A progress bar and a progress ring both show one number, a percentage from 0 to 100. The bar is a wide rounded pill that fills from the left; the ring is a donut that draws round from the top. They're the quickest way to show how far along something is, right next to whatever it relates to on your diagram.
Adding one
Pick Progress for the bar or Donut for the ring. It drops onto the canvas already set to 50% and animates its fill in on arrival.
Resize, move, or recolour it like any other shape. The ring keeps its circular shape as you resize.
Both elements show a centred percentage label, so you don't add your own text. The element's fill colour is the track, and its stroke (accent) colour is the filled portion, so the two colour controls you already use map straight onto the two parts.

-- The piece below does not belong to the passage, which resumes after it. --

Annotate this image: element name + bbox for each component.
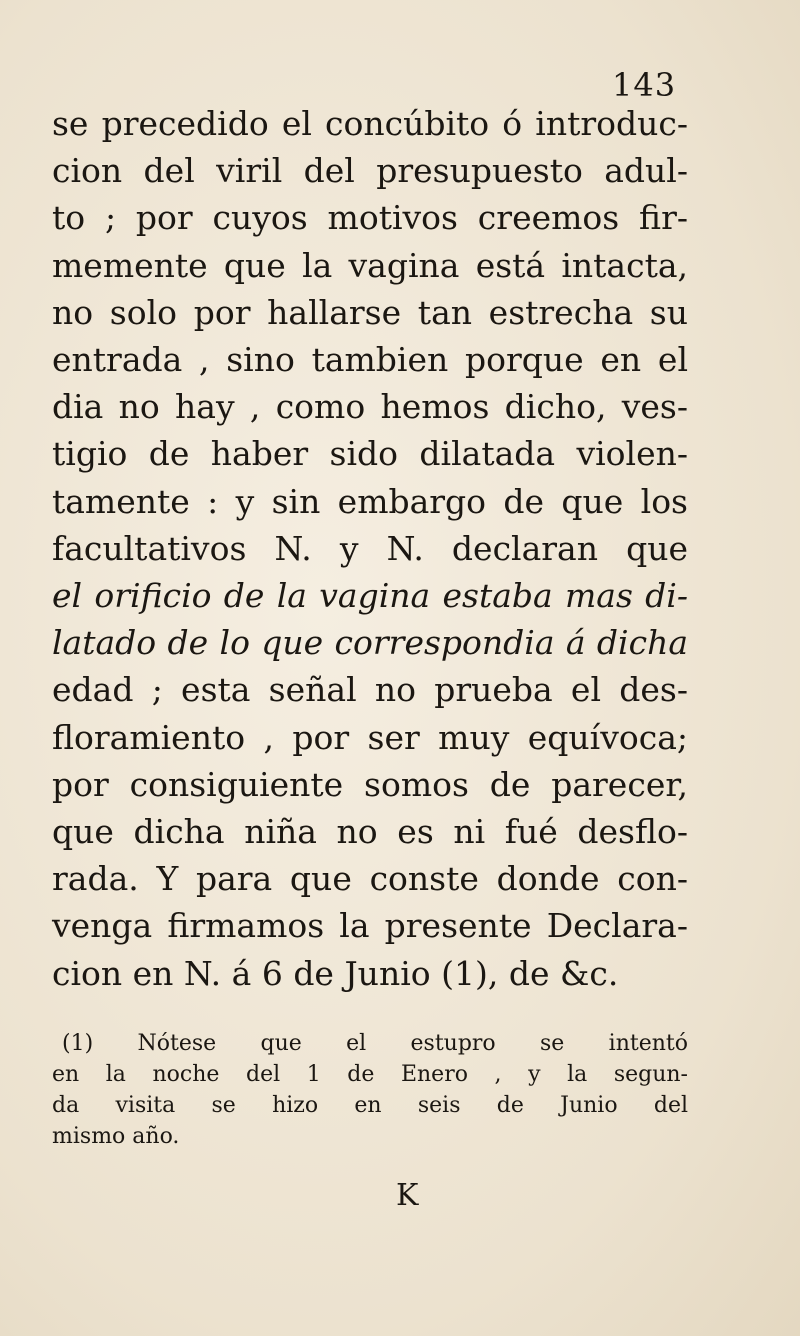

Setting the value and animation
Right-click the element to open its context menu and find the Progress category. There you can:
- Drag the Percentage slider to set the value from 0 to 100.
- Choose a Fill animation: None, Fill, Pulse, or Stripes.

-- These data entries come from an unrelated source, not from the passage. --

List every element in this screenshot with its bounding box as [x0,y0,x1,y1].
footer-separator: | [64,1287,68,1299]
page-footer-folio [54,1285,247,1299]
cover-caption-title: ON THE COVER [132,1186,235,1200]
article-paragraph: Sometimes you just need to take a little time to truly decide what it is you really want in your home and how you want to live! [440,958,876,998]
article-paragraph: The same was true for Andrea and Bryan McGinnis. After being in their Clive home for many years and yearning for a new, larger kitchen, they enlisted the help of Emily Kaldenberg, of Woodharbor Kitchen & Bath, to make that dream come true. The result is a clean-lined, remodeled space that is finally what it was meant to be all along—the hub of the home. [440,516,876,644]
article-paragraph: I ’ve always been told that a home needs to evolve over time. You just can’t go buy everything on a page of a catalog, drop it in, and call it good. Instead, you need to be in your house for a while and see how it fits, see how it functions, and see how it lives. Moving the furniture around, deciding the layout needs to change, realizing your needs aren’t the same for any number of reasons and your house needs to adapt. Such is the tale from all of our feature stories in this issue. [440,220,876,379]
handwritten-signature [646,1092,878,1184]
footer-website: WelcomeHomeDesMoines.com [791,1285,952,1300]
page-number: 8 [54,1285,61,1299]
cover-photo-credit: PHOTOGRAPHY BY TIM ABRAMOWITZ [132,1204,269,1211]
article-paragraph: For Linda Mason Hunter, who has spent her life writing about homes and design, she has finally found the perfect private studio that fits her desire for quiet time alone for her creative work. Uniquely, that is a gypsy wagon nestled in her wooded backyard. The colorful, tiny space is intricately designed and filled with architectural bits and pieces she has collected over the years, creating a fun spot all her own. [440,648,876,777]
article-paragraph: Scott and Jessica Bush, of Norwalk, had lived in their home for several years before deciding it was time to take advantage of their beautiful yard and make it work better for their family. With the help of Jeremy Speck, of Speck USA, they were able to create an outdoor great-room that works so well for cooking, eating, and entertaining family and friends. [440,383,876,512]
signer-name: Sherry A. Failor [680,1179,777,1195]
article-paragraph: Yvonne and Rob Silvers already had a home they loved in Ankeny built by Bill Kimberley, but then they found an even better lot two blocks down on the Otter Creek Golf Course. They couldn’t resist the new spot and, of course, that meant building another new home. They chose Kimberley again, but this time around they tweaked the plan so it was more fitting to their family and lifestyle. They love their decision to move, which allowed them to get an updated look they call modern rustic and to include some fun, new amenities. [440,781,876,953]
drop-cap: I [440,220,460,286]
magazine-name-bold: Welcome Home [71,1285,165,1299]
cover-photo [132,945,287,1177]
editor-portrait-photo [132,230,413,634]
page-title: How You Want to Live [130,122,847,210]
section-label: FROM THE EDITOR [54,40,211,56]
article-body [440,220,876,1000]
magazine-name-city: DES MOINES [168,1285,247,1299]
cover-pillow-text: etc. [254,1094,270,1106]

The animations each behave differently:
- Fill grows the filled portion from zero up to the set value, then holds. A freshly dropped element animates in once and stays done, rather than looping forever.
- Pulse gently breathes the opacity of the filled portion.

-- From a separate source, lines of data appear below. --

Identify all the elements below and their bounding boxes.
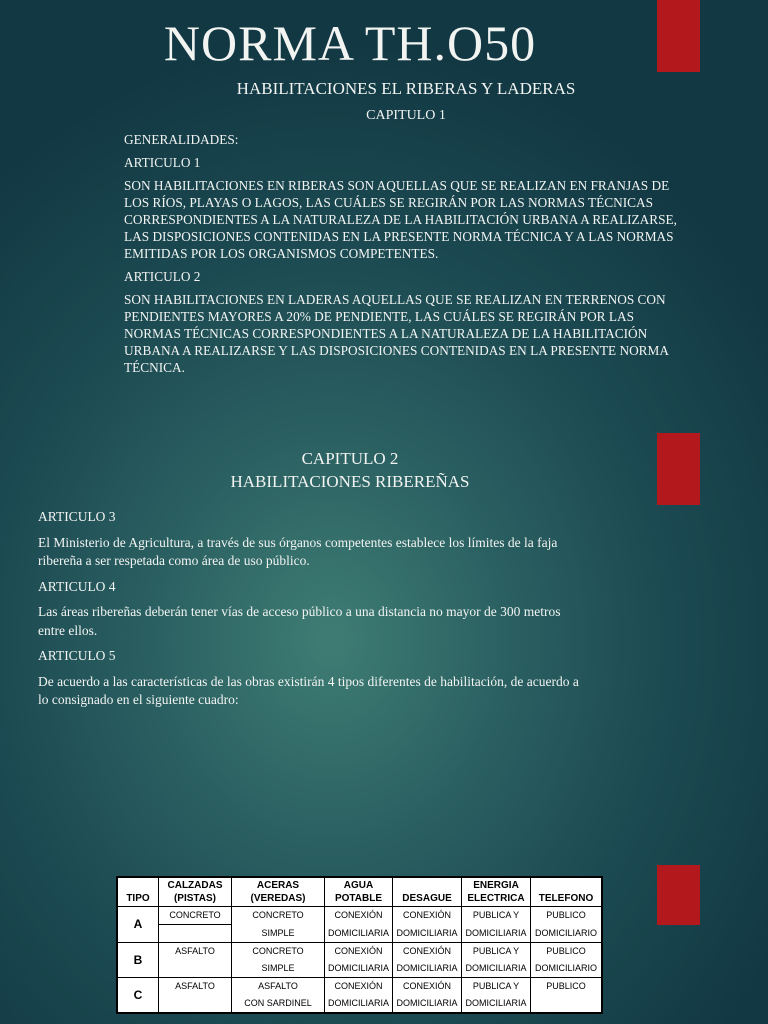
cell-telefono: PUBLICO	[531, 943, 603, 961]
table-row	[117, 978, 602, 996]
habilitation-table	[116, 876, 603, 1014]
cell-aceras: SIMPLE	[232, 960, 325, 978]
cell-tipo: C	[117, 978, 159, 1014]
article-label: ARTICULO 4	[38, 578, 116, 594]
header-energia: ENERGIA ELECTRICA	[462, 877, 531, 907]
cell-desague: CONEXIÓN	[393, 907, 462, 925]
table-row	[117, 995, 602, 1013]
table-row	[117, 907, 602, 925]
cell-agua: CONEXIÓN	[325, 978, 393, 996]
accent-bar	[657, 865, 700, 925]
cell-calzadas: CONCRETO	[159, 907, 232, 925]
article-text: SON HABILITACIONES EN LADERAS AQUELLAS QUE SE REALIZAN EN TERRENOS CON PENDIENTES MAYORES A 20% DE PENDIENTE, LAS CUÁLES SE REGIRÁN POR LAS NORMAS TÉCNICAS CORRESPONDIENTES A LA NATURALEZA DE LA HABILITACIÓN URBANA A REALIZARSE Y LAS DISPOSICIONES CONTENIDAS EN LA PRESENTE NORMA TÉCNICA.	[124, 292, 669, 375]
cell-energia: PUBLICA Y	[462, 978, 531, 996]
header-calzadas: CALZADAS (PISTAS)	[159, 877, 232, 907]
cell-agua: CONEXIÓN	[325, 943, 393, 961]
cell-calzadas: ASFALTO	[159, 943, 232, 961]
cell-desague: CONEXIÓN	[393, 943, 462, 961]
accent-bar	[657, 433, 700, 505]
chapter-heading: CAPITULO 2	[301, 449, 399, 468]
cell-telefono: PUBLICO	[531, 907, 603, 925]
article-label: ARTICULO 2	[124, 269, 201, 284]
article-text: El Ministerio de Agricultura, a través de sus órganos competentes establece los límites de la faja ribereña a ser respetada como área de uso público.	[38, 534, 558, 568]
section-heading: GENERALIDADES:	[124, 132, 239, 147]
cell-calzadas	[159, 925, 232, 943]
table-row	[117, 960, 602, 978]
header-tipo: TIPO	[117, 877, 159, 907]
header-aceras: ACERAS (VEREDAS)	[232, 877, 325, 907]
cell-tipo: B	[117, 943, 159, 978]
cell-energia: DOMICILIARIA	[462, 960, 531, 978]
slide-2	[0, 430, 768, 860]
header-agua: AGUA POTABLE	[325, 877, 393, 907]
table-header-row	[117, 877, 602, 907]
cell-aceras: CONCRETO	[232, 943, 325, 961]
slide-1	[0, 0, 768, 430]
cell-telefono	[531, 995, 603, 1013]
cell-desague: DOMICILIARIA	[393, 925, 462, 943]
article-label: ARTICULO 1	[124, 155, 201, 170]
cell-energia: DOMICILIARIA	[462, 925, 531, 943]
cell-tipo: A	[117, 907, 159, 943]
slide-3	[0, 865, 768, 1024]
header-desague: DESAGUE	[393, 877, 462, 907]
cell-aceras: CON SARDINEL	[232, 995, 325, 1013]
cell-agua: DOMICILIARIA	[325, 960, 393, 978]
table-row	[117, 925, 602, 943]
cell-energia: DOMICILIARIA	[462, 995, 531, 1013]
cell-telefono: DOMICILIARIO	[531, 960, 603, 978]
slide-body	[38, 508, 588, 717]
cell-desague: DOMICILIARIA	[393, 995, 462, 1013]
slide-subtitle: HABILITACIONES RIBEREÑAS	[230, 472, 470, 491]
article-label: ARTICULO 3	[38, 509, 116, 524]
cell-telefono: PUBLICO	[531, 978, 603, 996]
chapter-heading: CAPITULO 1	[366, 108, 446, 123]
article-text: Las áreas ribereñas deberán tener vías de acceso público a una distancia no mayor de 300 metros entre ellos.	[38, 604, 561, 638]
article-text: SON HABILITACIONES EN RIBERAS SON AQUELLAS QUE SE REALIZAN EN FRANJAS DE LOS RÍOS, PLAYAS O LAGOS, LAS CUÁLES SE REGIRÁN POR LAS NORMAS TÉCNICAS CORRESPONDIENTES A LA NATURALEZA DE LA HABILITACIÓN URBANA A REALIZARSE, LAS DISPOSICIONES CONTENIDAS EN LA PRESENTE NORMA TÉCNICA Y A LAS NORMAS EMITIDAS POR LOS ORGANISMOS COMPETENTES.	[124, 178, 677, 261]
article-label: ARTICULO 5	[38, 648, 116, 663]
cell-energia: PUBLICA Y	[462, 943, 531, 961]
cell-desague: DOMICILIARIA	[393, 960, 462, 978]
table-row	[117, 943, 602, 961]
article-text: De acuerdo a las características de las obras existirán 4 tipos diferentes de habilitación, de acuerdo a lo consignado en el siguiente cuadro:	[38, 673, 579, 707]
cell-agua: DOMICILIARIA	[325, 995, 393, 1013]
cell-desague: CONEXIÓN	[393, 978, 462, 996]
header-telefono: TELEFONO	[531, 877, 603, 907]
cell-aceras: CONCRETO	[232, 907, 325, 925]
cell-calzadas: ASFALTO	[159, 978, 232, 996]
cell-telefono: DOMICILIARIO	[531, 925, 603, 943]
slide-body	[124, 131, 694, 382]
cell-calzadas	[159, 960, 232, 978]
cell-agua: CONEXIÓN	[325, 907, 393, 925]
cell-aceras: SIMPLE	[232, 925, 325, 943]
cell-agua: DOMICILIARIA	[325, 925, 393, 943]
slide-subtitle: HABILITACIONES EL RIBERAS Y LADERAS	[236, 79, 576, 98]
cell-aceras: ASFALTO	[232, 978, 325, 996]
cell-calzadas	[159, 995, 232, 1013]
cell-energia: PUBLICA Y	[462, 907, 531, 925]
slide-title: NORMA TH.O50	[163, 15, 537, 71]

- Stripes runs a barber-pole pattern across the fill, which reads as ongoing or in-progress.
Once you pick an animation, a Speed row (Slow / Normal / Fast) and a Repeat toggle appear so you can fine-tune it. Fill plays once by default while pulse and stripes loop, but the Repeat toggle lets you override that either way.
Animations are reduced-motion-safe and freeze on export, so the still image shows the filled state rather than a half-drawn frame.